Ama şimdi ciddi bir Ömer olacaktım.
"Tamam, cıvıma.Bir şey anlatacak çocuk."
"Samimiyetinizden dolayı size güvenebileceğimi düşünüyorum."
dedi gözleri ikimizin arasında mekik dokurken. Biz de başımızla onaylayıp dikkat kesilmiş, merakla ona bakıyorduk."Anlatıyorum, beni bölmeyin." dedi ve iç çekip devam etti."Benim okulumda bir çocuk vardı. Nedensizce sevmiyorduk birbirimizi. İlerleyen zamanlarda o, bu nefreti çocukça bir savaşa çevirdi. Taner bana kötülük yaptıkça ben de ona yapıyordum ve bunlar küçük şeyler değildi. Ki zaten şahsımca kendisi ruh hastası birisi. En son ben bunu soyunma odasında bir kızla öpüşürken gördüm, deli gibi sevdiği bir sevgilisi varken üstelik. Müdür de bu konularda çok hassastı.Videolarını çekip müdüre gönderdim. Amacım okuldan atılmasını sağlamaktı ama babasının bu işi parayla halledebileceğini düşünmemiştim. Tabii benim telefondaki kayıtı da sildirdiler. Neyse, bir gün okulun arkasında tek başıma oturuyordum, kimse de gelmez oraya, bir kız geldi kucağıma oturdu. Benimle bir şekilde inatlaştı ben de hırs yapıp...Anladınız işte." Başını eğip kahvesine bakmıştı kısa bir süre. "Videoya çekmiş ve müdüre vermiş. O piçin planı olduğunu tahmin edebilseydim kıza dokunmazdım bile. Babamın motorsiklet sözü de gitti bir de bu siktiğimin okuluna gönderdiler. Ama onu en hassas yerinden vuracağız."
:D?
Bizi masadan kışkışlayacağı konusunda yanılmış ama garip birisi olduğu konusunda yanılmamıştım. Selam verelim dedik borçlu çıktık?
"Vuracağız?" diye sordum yanlış duymadığımı teyit ederek.
"Evet.Bana yardım edeceksiniz yani." dedi tane tane.
"Sebep?"
"Eğlenirsiniz belki," dedi ellerini iki yana açtığında. "değişiklik olur size de."
Yiğit'e baktığımda çatık kaşlarıyla Emre'ye bakıyor, muhtemelen dediklerini kafasında tartıyordu. Biraz daha böyle kaldıktan sonra masaya yasladığı kolunu göğüsünde birleştirip sırtını sandalyeye dayadı.
"Yani...sana yardım edeceğiz ve bu işten bir çıkarımız olmayacak.
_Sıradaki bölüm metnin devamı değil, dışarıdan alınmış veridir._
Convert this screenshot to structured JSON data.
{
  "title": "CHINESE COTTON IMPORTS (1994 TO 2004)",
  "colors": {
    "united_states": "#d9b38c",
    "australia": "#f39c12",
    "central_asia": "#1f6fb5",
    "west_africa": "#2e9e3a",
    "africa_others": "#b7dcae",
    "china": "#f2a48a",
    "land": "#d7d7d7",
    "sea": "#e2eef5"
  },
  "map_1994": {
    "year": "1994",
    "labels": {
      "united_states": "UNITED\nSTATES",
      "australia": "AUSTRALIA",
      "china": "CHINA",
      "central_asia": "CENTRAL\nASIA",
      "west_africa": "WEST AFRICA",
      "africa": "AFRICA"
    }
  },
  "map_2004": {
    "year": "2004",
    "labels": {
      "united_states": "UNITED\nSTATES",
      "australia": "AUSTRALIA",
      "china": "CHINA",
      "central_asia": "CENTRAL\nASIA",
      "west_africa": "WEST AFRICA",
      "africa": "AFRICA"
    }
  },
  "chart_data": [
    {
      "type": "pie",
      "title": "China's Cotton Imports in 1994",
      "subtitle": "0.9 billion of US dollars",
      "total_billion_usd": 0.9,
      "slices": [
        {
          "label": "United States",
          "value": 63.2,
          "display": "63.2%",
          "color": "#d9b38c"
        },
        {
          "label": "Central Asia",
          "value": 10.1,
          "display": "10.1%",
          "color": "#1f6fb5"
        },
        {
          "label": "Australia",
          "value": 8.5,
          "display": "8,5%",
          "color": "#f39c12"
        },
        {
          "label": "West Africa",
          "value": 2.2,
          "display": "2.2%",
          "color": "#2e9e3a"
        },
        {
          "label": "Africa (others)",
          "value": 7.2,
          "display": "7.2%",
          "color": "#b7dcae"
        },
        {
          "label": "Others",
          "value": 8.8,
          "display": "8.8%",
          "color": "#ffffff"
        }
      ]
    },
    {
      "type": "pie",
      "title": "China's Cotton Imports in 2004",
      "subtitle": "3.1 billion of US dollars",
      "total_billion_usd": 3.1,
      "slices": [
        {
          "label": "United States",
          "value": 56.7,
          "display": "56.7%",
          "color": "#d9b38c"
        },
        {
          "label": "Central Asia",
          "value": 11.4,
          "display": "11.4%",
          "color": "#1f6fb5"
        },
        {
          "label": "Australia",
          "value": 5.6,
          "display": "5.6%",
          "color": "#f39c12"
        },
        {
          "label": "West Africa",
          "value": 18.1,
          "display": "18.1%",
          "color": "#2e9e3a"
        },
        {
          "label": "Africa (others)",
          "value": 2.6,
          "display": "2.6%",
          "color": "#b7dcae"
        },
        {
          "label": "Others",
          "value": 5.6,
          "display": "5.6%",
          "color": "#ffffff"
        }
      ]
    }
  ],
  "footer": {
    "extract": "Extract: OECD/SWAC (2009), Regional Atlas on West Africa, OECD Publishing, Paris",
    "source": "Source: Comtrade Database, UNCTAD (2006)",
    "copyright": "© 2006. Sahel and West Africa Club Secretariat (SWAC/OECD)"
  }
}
Hatta zararımız bile olabilir?"
Emre kahvesinden bir yudum almış adem elması aşağı yukarı hareket etmişti.
Gözlerini pencereye çevirdiğindeyse "Belki." dedi ve ekledi."Fakat bilmiyorum...belki karşılığında sizin için yapabileceğim bir şey vardır." dediğinde gözleri Yiğit'i buldu.Yiğit bana, ben Yiğit'e, Emre ikimize bakıyordu. Yiğit "Aklına bir istek geliyor mu?" diye sorduğunda çığlık atmak istedim. Tamam, gençler kanınız deli akıyor ama ben gelemem böyle gizemlere.
Cevabından korktuğum aklımdaki soruyu zorlukla Yiğit'e sundum."Kabul mü ediyoruz?"
Alt dudağını aşağı büzüp "Bilmem." dedi."Aslına bakarsan benim hoşuma gitti bu fikir. Zaten yaptığımız bir şey yok."
En son hayatım çok monoton diye yakınıp, depresyona girdiğimde okul çıkışı birisi beni takip etmiş, trafik kazasının eşiğinden dönmüş, balkondan pis suyu boşaltan teyzenin suyu yere değil başımdan aşağı süzülmüş ve ben bu haldeyken beğendiğim bir çocukla karşılaşmıştım.
Bu işin sonu hayırlı biter mi bilmiyorum.
"Bence..." dedi Emre bardağını kafasına dikmeden önce. Bardağındaki kahveyi tek nefeste bitirdiğindeyse karton bardağı elinde ezmişti. "Yiğidini dinlemelisin."
Oğlum çok mu kasıyorum ben acaba?
Alt tarafı çocukça kavgalarına yardım edeceğiz."Tamam..."dedim.